Marie-Ève Baron a dit…

Moi aussi Michelle c'est un peu là même chose. Mon frère ne me parle plus et même qu'il ne parle plus à personne dans la famille puisqu'ils m'ont supportés. Mais aujourd'hui, c'est ma mère qui ne voit plus deux de ces petites filles à cause de ma transition! Un jour elle seront grandes et elle sauront que c'est mon frère qui les a isolé de la famille de la sorte!

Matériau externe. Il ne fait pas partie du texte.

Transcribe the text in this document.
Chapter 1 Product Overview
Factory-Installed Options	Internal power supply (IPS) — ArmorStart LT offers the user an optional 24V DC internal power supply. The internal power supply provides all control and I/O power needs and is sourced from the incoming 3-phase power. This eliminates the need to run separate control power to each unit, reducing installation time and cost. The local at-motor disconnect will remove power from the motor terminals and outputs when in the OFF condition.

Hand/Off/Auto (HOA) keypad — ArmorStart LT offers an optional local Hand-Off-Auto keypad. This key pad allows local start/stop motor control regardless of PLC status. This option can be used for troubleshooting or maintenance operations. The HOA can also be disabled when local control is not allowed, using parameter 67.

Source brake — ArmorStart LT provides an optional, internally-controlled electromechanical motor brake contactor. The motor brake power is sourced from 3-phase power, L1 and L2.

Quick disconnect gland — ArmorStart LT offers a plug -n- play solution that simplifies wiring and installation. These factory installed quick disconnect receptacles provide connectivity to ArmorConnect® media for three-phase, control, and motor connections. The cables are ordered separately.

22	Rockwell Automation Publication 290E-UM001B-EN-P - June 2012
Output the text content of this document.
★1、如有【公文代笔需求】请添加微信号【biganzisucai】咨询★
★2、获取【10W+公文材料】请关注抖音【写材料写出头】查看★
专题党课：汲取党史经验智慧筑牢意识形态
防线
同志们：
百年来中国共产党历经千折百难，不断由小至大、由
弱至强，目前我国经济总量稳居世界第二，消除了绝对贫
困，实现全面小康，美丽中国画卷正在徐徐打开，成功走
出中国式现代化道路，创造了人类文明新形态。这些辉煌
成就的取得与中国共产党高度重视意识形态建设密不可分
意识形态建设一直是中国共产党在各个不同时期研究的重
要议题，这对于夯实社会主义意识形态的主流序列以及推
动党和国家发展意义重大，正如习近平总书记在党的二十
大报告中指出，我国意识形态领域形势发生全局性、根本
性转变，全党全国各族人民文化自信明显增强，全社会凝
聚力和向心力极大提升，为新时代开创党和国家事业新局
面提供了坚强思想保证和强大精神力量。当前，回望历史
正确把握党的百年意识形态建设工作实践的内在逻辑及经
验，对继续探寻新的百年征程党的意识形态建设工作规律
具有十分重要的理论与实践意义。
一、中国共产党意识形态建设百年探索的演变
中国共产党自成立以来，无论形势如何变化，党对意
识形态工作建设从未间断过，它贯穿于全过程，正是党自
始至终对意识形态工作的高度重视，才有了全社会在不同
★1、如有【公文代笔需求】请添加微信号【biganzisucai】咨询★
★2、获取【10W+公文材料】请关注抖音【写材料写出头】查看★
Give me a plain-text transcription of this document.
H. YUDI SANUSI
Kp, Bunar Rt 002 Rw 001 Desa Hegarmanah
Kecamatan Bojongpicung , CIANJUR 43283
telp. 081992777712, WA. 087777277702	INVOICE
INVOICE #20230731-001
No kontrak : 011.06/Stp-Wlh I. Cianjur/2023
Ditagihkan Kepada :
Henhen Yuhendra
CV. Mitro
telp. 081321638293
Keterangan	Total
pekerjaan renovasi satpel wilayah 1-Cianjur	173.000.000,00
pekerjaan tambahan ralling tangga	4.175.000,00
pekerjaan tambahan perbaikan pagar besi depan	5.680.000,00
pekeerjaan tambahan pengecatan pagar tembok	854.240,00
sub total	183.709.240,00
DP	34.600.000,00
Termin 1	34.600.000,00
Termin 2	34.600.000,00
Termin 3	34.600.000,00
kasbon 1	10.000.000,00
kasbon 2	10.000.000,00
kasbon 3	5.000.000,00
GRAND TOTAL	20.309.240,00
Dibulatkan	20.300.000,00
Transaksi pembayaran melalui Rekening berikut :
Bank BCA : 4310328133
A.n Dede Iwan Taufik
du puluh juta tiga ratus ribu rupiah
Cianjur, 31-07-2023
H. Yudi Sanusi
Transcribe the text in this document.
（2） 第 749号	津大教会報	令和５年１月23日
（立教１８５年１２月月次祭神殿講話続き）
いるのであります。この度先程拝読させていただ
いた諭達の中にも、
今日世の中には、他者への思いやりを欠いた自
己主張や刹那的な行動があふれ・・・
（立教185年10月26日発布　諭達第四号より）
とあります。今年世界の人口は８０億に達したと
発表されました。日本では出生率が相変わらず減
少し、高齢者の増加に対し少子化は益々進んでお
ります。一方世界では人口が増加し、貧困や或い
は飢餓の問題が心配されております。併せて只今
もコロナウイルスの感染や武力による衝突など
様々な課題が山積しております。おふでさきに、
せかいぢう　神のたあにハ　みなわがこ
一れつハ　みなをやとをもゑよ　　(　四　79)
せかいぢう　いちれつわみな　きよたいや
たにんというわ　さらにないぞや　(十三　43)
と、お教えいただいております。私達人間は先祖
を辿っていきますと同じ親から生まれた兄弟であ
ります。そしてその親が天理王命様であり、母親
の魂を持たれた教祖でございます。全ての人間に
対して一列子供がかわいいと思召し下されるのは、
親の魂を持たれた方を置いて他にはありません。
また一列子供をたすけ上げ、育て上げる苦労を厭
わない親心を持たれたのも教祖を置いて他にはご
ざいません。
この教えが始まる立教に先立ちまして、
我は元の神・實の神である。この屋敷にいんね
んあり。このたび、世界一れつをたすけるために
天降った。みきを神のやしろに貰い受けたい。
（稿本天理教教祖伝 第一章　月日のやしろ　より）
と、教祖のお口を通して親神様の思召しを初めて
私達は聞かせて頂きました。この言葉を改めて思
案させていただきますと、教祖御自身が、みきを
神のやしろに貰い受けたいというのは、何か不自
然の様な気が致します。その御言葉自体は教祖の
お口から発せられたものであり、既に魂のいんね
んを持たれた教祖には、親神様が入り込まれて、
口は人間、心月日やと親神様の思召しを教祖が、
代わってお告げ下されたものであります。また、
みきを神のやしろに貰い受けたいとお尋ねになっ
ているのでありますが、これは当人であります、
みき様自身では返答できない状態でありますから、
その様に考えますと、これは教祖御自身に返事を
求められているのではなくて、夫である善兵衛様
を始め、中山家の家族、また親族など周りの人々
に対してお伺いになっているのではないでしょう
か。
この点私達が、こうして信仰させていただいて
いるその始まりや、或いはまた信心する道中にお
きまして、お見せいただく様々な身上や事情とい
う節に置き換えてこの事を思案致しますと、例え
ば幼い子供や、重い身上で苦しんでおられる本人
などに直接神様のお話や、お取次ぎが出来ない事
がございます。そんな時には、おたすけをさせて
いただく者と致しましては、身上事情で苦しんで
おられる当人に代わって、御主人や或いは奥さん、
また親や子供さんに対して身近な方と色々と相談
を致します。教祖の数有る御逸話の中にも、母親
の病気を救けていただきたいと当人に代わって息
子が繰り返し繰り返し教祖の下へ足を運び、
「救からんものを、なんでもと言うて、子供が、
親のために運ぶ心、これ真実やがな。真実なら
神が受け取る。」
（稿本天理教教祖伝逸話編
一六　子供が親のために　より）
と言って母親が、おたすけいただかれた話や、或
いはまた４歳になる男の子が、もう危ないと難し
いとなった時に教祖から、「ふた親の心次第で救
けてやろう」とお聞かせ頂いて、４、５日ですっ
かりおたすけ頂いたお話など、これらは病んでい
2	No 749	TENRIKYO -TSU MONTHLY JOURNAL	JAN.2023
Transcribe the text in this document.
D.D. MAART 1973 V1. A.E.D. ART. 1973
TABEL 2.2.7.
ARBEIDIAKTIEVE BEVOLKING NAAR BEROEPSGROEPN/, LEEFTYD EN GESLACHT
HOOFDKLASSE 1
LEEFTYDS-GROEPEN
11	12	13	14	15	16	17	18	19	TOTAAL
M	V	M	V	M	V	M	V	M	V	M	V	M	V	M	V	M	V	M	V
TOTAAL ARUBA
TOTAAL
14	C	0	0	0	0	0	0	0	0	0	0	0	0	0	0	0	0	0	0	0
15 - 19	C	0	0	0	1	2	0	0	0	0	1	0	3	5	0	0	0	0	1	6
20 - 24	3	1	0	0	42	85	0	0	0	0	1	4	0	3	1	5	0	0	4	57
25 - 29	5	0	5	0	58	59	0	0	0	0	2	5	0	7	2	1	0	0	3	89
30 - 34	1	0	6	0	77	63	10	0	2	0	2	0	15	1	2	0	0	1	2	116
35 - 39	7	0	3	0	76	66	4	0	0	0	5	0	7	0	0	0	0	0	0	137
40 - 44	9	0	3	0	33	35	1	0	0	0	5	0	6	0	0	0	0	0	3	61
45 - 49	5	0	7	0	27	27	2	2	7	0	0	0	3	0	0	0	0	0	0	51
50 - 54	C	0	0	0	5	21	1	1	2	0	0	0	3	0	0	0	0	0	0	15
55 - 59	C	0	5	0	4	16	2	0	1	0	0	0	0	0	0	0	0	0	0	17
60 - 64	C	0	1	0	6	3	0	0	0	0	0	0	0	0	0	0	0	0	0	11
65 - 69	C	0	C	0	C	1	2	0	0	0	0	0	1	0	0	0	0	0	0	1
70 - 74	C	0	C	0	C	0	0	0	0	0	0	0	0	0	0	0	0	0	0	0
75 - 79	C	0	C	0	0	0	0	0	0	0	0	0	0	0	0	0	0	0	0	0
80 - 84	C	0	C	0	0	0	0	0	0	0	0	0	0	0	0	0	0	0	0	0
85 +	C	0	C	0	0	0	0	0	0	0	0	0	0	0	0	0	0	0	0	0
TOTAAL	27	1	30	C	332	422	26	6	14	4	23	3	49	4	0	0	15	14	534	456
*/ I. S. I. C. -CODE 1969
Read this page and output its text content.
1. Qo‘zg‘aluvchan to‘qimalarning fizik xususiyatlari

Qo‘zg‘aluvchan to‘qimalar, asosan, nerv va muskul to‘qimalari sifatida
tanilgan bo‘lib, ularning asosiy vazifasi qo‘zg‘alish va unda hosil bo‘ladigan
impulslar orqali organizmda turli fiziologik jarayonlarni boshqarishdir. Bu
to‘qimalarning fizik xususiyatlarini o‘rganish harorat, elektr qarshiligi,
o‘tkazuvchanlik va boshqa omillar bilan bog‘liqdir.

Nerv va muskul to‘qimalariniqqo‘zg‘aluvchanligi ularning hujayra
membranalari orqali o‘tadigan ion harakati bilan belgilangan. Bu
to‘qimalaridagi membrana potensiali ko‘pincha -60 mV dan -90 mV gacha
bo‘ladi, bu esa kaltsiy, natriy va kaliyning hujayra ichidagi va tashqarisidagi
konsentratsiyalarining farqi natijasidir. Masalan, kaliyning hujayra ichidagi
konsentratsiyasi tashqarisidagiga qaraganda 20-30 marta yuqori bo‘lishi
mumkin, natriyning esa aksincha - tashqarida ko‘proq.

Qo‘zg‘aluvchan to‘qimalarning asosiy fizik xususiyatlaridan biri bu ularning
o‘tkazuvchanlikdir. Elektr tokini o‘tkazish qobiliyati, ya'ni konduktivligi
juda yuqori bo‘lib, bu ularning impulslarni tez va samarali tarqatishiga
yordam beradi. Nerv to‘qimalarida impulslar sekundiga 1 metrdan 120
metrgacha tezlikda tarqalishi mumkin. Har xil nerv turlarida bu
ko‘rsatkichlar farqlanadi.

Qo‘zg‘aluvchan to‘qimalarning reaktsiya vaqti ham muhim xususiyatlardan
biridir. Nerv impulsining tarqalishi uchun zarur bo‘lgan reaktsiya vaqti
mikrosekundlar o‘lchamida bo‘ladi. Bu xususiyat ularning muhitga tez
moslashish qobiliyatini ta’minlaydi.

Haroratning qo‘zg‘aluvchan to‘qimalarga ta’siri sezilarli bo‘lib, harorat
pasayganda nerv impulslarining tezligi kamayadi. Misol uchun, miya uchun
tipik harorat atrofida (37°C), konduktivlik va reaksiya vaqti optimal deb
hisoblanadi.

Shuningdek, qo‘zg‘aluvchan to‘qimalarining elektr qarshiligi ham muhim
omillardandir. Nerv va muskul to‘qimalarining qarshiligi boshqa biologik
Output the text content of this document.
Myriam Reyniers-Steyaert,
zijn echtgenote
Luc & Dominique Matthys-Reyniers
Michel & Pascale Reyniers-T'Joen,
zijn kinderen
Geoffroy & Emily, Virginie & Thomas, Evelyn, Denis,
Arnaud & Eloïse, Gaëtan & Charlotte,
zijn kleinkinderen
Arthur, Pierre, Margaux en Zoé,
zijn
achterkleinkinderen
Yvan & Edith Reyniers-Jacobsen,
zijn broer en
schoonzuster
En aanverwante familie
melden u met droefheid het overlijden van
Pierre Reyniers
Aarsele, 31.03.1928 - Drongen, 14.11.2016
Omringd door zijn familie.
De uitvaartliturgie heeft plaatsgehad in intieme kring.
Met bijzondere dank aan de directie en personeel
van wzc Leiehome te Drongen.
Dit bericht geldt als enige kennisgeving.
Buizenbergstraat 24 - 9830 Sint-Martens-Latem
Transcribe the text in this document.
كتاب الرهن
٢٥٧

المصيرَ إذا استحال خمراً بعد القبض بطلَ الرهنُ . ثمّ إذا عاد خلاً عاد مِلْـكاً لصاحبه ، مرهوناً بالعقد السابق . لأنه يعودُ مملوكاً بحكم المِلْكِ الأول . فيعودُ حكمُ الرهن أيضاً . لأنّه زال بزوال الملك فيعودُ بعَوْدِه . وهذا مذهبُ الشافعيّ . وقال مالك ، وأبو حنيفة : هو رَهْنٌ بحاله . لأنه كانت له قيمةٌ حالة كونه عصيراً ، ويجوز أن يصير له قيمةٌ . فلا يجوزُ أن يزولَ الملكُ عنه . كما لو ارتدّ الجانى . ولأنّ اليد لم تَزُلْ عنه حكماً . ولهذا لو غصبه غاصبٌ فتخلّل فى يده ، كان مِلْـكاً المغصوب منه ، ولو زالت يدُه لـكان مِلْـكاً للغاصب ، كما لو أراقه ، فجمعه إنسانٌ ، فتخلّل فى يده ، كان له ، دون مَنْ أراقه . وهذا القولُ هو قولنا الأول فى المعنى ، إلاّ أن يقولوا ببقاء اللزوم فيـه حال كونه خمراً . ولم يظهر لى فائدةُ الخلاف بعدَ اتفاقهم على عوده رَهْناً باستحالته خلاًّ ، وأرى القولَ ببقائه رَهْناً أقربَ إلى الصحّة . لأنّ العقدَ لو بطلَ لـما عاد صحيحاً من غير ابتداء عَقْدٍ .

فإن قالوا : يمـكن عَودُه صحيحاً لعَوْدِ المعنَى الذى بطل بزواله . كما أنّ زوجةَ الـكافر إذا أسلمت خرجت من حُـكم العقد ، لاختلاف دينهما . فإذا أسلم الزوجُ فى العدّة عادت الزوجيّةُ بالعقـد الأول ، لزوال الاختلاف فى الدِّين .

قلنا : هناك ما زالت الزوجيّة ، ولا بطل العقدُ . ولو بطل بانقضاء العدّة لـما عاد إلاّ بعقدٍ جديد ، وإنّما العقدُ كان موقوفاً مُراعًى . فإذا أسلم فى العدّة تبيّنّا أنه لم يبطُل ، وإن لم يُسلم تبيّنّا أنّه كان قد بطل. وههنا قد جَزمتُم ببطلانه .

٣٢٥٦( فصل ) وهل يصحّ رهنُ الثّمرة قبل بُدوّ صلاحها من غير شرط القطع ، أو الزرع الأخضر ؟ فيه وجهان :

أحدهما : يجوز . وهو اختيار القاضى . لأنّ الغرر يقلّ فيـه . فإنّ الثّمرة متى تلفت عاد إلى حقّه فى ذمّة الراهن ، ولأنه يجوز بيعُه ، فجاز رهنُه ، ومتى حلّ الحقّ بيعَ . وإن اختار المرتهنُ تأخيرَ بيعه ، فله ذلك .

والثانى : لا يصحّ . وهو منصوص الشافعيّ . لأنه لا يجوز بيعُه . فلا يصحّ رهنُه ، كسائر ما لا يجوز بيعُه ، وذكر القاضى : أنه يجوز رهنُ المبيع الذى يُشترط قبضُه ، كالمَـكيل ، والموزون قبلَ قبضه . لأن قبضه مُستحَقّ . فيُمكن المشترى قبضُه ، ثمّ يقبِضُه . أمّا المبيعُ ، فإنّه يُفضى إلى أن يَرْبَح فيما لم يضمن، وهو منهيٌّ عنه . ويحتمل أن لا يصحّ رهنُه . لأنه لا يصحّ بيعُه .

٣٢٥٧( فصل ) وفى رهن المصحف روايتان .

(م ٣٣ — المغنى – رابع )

Ma conjointe et moi allons nous marier l'année prochaine et je sais que ma famille n'y sera pas! ma soeur et sa fille oui mais pas plus!

Je me dis la même chose: Nous serons heureuse sans eux!

xx
Marie-Ève, je pense à vous, c'est méchant le rejet! Vive la diversité, la vérité et la fierté.

Dominique Rousseau a dit…

Bonjour Michelle,

Ce billet est très touchant. Merci de nous avoir fait partager ce témoignage qui démontre encore une fois à quel point il peut être difficile de vivre en toute sérénité une "saine différence".

Cordialement,

Dominique Rousseau

J.B. a dit…

La compassion est pour ceux qui souffrent. La pitié est pour ceux qui font souffrir les autres.

Ne tomber pas dans le piège de ceux qui rotent le vin de messe, aussi gentils puissent-ils être.

kai a dit…

Ton histoire m'attriste, car j'ai pas du passer par la. Si, certains (mes parents, ma conjointe) a du faire son deuil. Mais surtout pour retrouver une personne un peu different apres. Moins coincé dans mon shisme interne.

Mais ce que je trouve deplorable, c'est prendre les enfants en hôtage. Ils ne sont pour rien. Et je peut te confirmer, qu'ils sont moins perturbé que les adultes. Sans leur mauvaise influence, ils nous acceptent comme nous sommes. Au moins, ceux qui sont ouverts.

Je sais que cela fait mal, quand les gens se detournent, Mais la famille, ca devrait faire une souffrance enorme. Mais prends les chose de la maniere positive, tu as des personnes qui t'aiment infiniment et ca vaut plus que tout. Repose sur ta petite famille et protege votre cocooun.

Cdlt
kai

Anonyme a dit…

Je suis dépassée quand je lis des choses pareilles. Personnellement, quand j'entends parler de transgendre ou bien d'homosexualité, je me demande où est le mal? On parle ici d'être enfin bien dans sa peau pour être heureux, être aimé! On ne parle pas de guerre , ni de génocides? Où est le mal je vous le demande? Quelle étroitesse d'esprit, il faudrait que ces gens sortent un peu !!
Lisa

Anonyme a dit…

Quelle tristesse...malheureusement, ce genre de situation est trop courante, pour toutes sortes de raisons.

Je vous suggère de lire les livres du Dr Daniel Dufour...Un as en la matière d'apprivoiser la colère et quoi en faire. Ainsi, vous pourrez trouver la paix dans cette situation malheureuse...dont vous n'êtes pas responsable!

Al a dit…

Meme si le témoignagne reçu se veut plus ou moins sympa, ca reste stupide. Est-ce qu'il faut obligatoirement etre dans le meme cas pour comprendre ? Absolument pas. Ses circuits neuronaux doivent etre bien limités. Pourquoi etre mal a l'aise avec une personne ayant changé de sexe, seulement si c'est son frere ou sa soeur ? Quelle fermeture d'esprit d'adapter sa gene en fonction de ses relations.